The available operations include:

  • List roles: GET /api/v2/role_permissions/roles returns each role's id, name, object_scopes, organization_scopes, and whether it is a default role. Save each id to use when creating role grants.
  • Create a role: POST /api/v2/role_permissions/roles accepts a name, optional description, and the permission scopes to assign. Both object_scopes and organization_scopes are required; pass an empty array for any category where no scopes apply.
  • Update a role: PATCH /api/v2/role_permissions/roles/{roleId} updates any combination of fields. Changes apply immediately to all groups assigned the role. Default roles cannot be updated.
  • Delete a role: DELETE /api/v2/role_permissions/roles/{roleId} removes the role and immediately deletes all of its grants. This action cannot be undone, and default roles cannot be deleted.

For request schemas, valid scope values, and response details, see the Roles endpoints in the API reference.

Manage role grants

A role grant assigns a role to a subject (a user, user invite, or group). Grants can be universal (applying across all objects covered by the role's scopes) or object-scoped (limited to a specific object or folder).

Use the /api/v2/role_permissions/role_grants endpoints to create and manage grants:

  • Create a role grant: POST /api/v2/role_permissions/role_grants. For a universal grant, include only role_id, subject_type, and subject_id. For an object-scoped grant, also include object_type and object_id. Supported subject_type values are user, userInvite, and group. Supported object_type values are app, folder, workflow, agent, resource, and resourceFolder.
  • List all role grants: GET /api/v2/role_permissions/role_grants returns every grant in your organization.
  • List grants for a subject: GET /api/v2/role_permissions/role_grants/{subjectType}/{subjectId} returns only the grants for a specific user, user invite, or group.
  • Delete a role grant: DELETE /api/v2/role_permissions/role_grants/{roleGrantId} removes a single grant by its id. The subject immediately loses the permissions granted by that role.
  • Remove grants for a subject: POST /api/v2/role_permissions/remove_role_grants_for_subject removes all grants for a role and subject combination in a single request. Include object_type and object_id to target only the object-scoped grant for a specific object.

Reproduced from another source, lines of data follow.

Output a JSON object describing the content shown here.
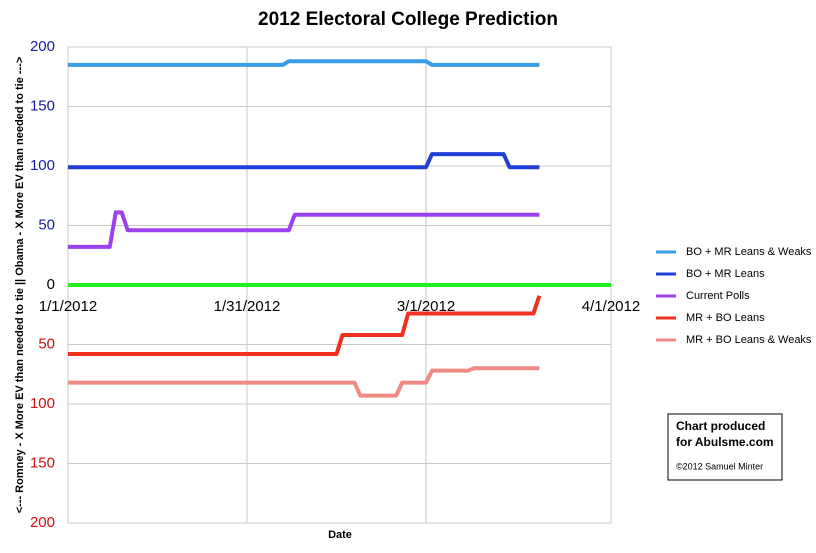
{
  "chart_data": {
    "type": "line",
    "title": "2012 Electoral College Prediction",
    "x_label": "Date",
    "y_label": "<--- Romney - X More EV than needed to tie || Obama - X More EV than needed to tie --->",
    "xlim": [
      0,
      91
    ],
    "xticks": [
      {
        "value": 0,
        "label": "1/1/2012"
      },
      {
        "value": 30,
        "label": "1/31/2012"
      },
      {
        "value": 60,
        "label": "3/1/2012"
      },
      {
        "value": 91,
        "label": "4/1/2012"
      }
    ],
    "ylim": [
      -200,
      200
    ],
    "yticks": [
      {
        "value": -200,
        "label": "200"
      },
      {
        "value": -150,
        "label": "150"
      },
      {
        "value": -100,
        "label": "100"
      },
      {
        "value": -50,
        "label": "50"
      },
      0,
      50,
      100,
      150,
      200
    ],
    "ytick_colors": {
      "positive": "#1a1aa8",
      "zero": "#000000",
      "negative": "#cc1111"
    },
    "grid": true,
    "reference_line": {
      "value": 0,
      "color": "#22ee22"
    },
    "legend": "right",
    "series": [
      {
        "name": "BO + MR Leans & Weaks",
        "color": "#3a9de8",
        "x": [
          0,
          36,
          37,
          60,
          61,
          79
        ],
        "values": [
          185,
          185,
          188,
          188,
          185,
          185
        ]
      },
      {
        "name": "BO + MR Leans",
        "color": "#1f3fd8",
        "x": [
          0,
          60,
          61,
          73,
          74,
          79
        ],
        "values": [
          99,
          99,
          110,
          110,
          99,
          99
        ]
      },
      {
        "name": "Current Polls",
        "color": "#9b42f0",
        "x": [
          0,
          7,
          8,
          9,
          10,
          37,
          38,
          79
        ],
        "values": [
          32,
          32,
          61,
          61,
          46,
          46,
          59,
          59
        ]
      },
      {
        "name": "MR + BO Leans",
        "color": "#f03020",
        "x": [
          0,
          45,
          46,
          56,
          57,
          78,
          79
        ],
        "values": [
          -58,
          -58,
          -42,
          -42,
          -24,
          -24,
          -9
        ]
      },
      {
        "name": "MR + BO Leans & Weaks",
        "color": "#f08a84",
        "x": [
          0,
          48,
          49,
          55,
          56,
          60,
          61,
          67,
          68,
          79
        ],
        "values": [
          -82,
          -82,
          -93,
          -93,
          -82,
          -82,
          -72,
          -72,
          -70,
          -70
        ]
      }
    ],
    "note": {
      "lines": [
        "Chart produced",
        "for Abulsme.com"
      ],
      "credit": "©2012 Samuel Minter"
    }
  }
}
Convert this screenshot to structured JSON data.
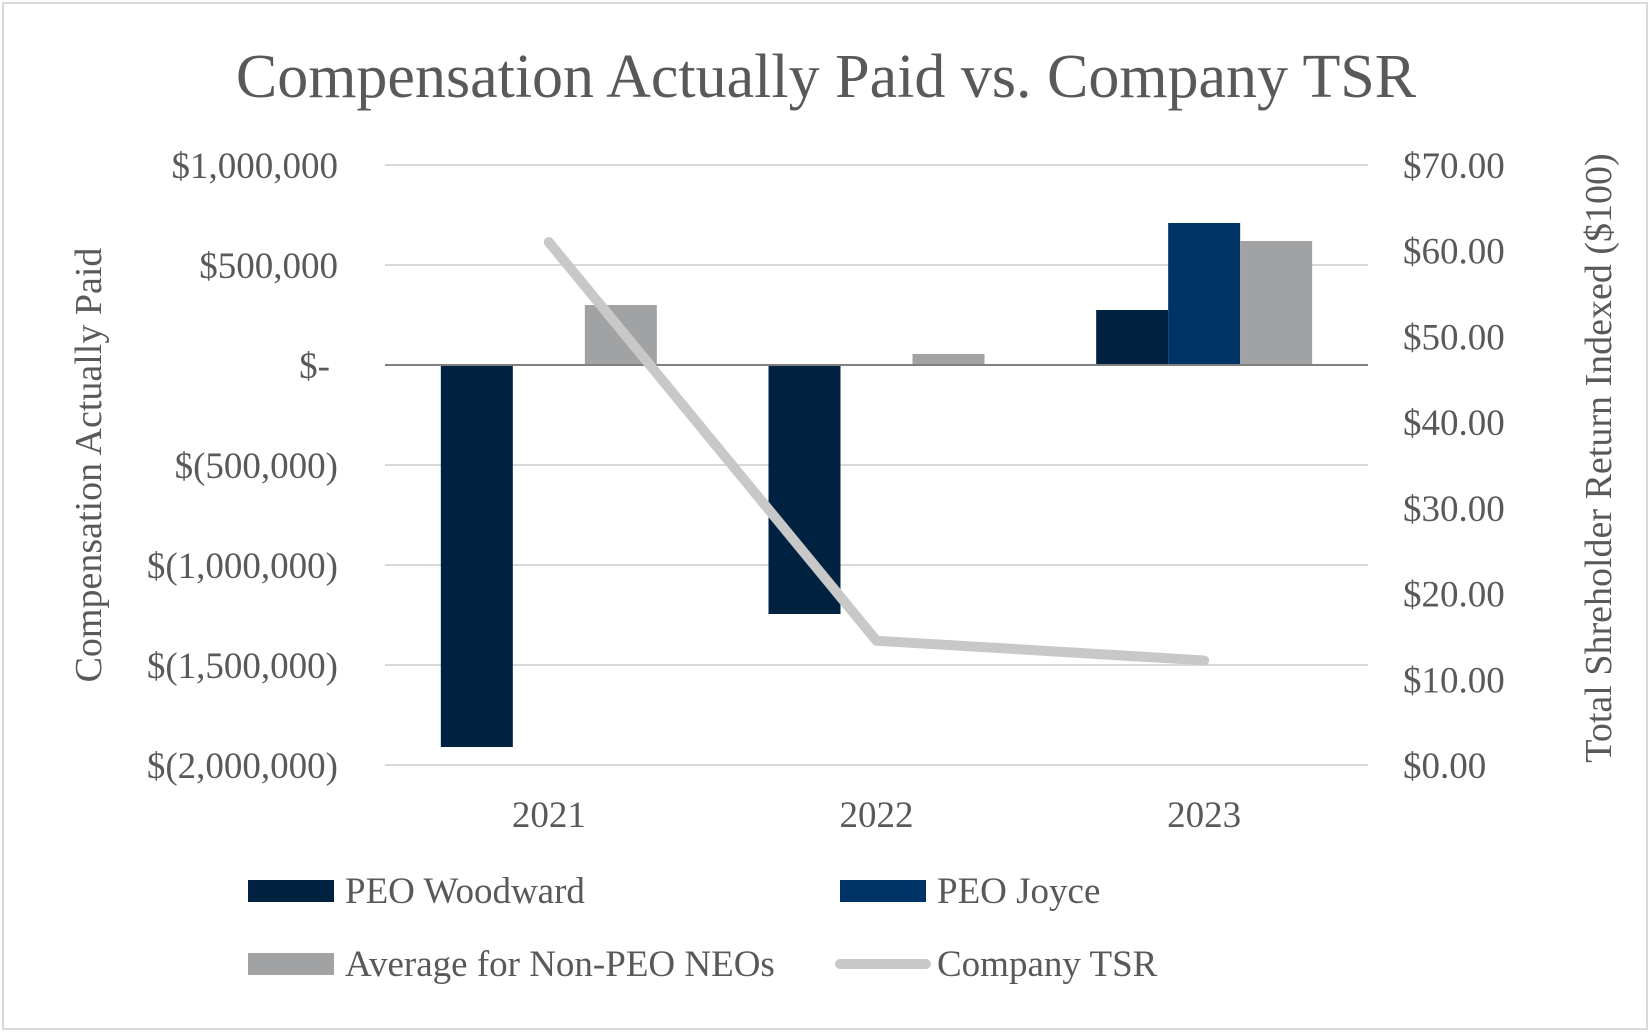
{
  "chart_data": {
    "type": "bar",
    "title": "Compensation Actually Paid vs. Company TSR",
    "categories": [
      "2021",
      "2022",
      "2023"
    ],
    "y_left": {
      "label": "Compensation Actually Paid",
      "range": [
        -2000000,
        1000000
      ],
      "ticks": [
        1000000,
        500000,
        0,
        -500000,
        -1000000,
        -1500000,
        -2000000
      ],
      "tick_labels": [
        "$1,000,000",
        "$500,000",
        "$-",
        "$(500,000)",
        "$(1,000,000)",
        "$(1,500,000)",
        "$(2,000,000)"
      ]
    },
    "y_right": {
      "label": "Total Shreholder Return Indexed ($100)",
      "range": [
        0,
        70
      ],
      "ticks": [
        70,
        60,
        50,
        40,
        30,
        20,
        10,
        0
      ],
      "tick_labels": [
        "$70.00",
        "$60.00",
        "$50.00",
        "$40.00",
        "$30.00",
        "$20.00",
        "$10.00",
        "$0.00"
      ]
    },
    "series": [
      {
        "name": "PEO Woodward",
        "type": "bar",
        "axis": "left",
        "color": "#002240",
        "values": [
          -1910000,
          -1245000,
          275000
        ]
      },
      {
        "name": "PEO Joyce",
        "type": "bar",
        "axis": "left",
        "color": "#003366",
        "values": [
          null,
          null,
          710000
        ]
      },
      {
        "name": "Average for Non-PEO NEOs",
        "type": "bar",
        "axis": "left",
        "color": "#a0a2a3",
        "values": [
          300000,
          55000,
          620000
        ]
      },
      {
        "name": "Company TSR",
        "type": "line",
        "axis": "right",
        "color": "#c8c8c8",
        "values": [
          61.0,
          14.5,
          12.2
        ]
      }
    ],
    "grid": true,
    "legend_position": "bottom"
  }
}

For request schemas and response details, see the Role grants endpoints in the API reference.

Manage object permissions

Use the /api/v2/permissions endpoints to grant or revoke direct access to specific objects, and to query who has access to what.

Access levels

The following access levels apply when granting or viewing permissions on objects:

Access levelRetool UI labelDescription
viewUseCan open and use the object
editEditCan modify the object
ownOwnFull control, including managing access

The API uses view where the Retool UI displays Use. These refer to the same access level.

Available operations

  • Get the access list for an object: GET /api/v2/permissions/accessList/{objectType}/{objectId} returns all users, user invites, and groups with access. Each entry includes an accessLevel and sources indicating how the subject received access: direct (explicit grant), universal (from a universal role grant), groups (inherited through group membership), or inherited (inherited from a parent folder). Supported objectType values are app, folder, resource, workflow, and agent.
  • List objects a subject can access: POST /api/v2/permissions/listObjects returns all objects of a given type that a user or group has access to. Set include_inherited_access to true to include access inherited through folder or group membership. Supported object_type values are app, folder, resource, and resource_configuration.
  • Grant permissions on an object: POST /api/v2/permissions/grant grants a user or group access to a specific object. Supported object types are app, folder, screen, resource, and resource_configuration. For screens, also provide appId. The response returns the subject's full access list after the grant is applied.
  • Revoke permissions from an object: POST /api/v2/permissions/revoke removes a user or group's access to an object. The response returns the subject's remaining access list.

For request schemas and response examples, see the Permissions endpoints in the API reference.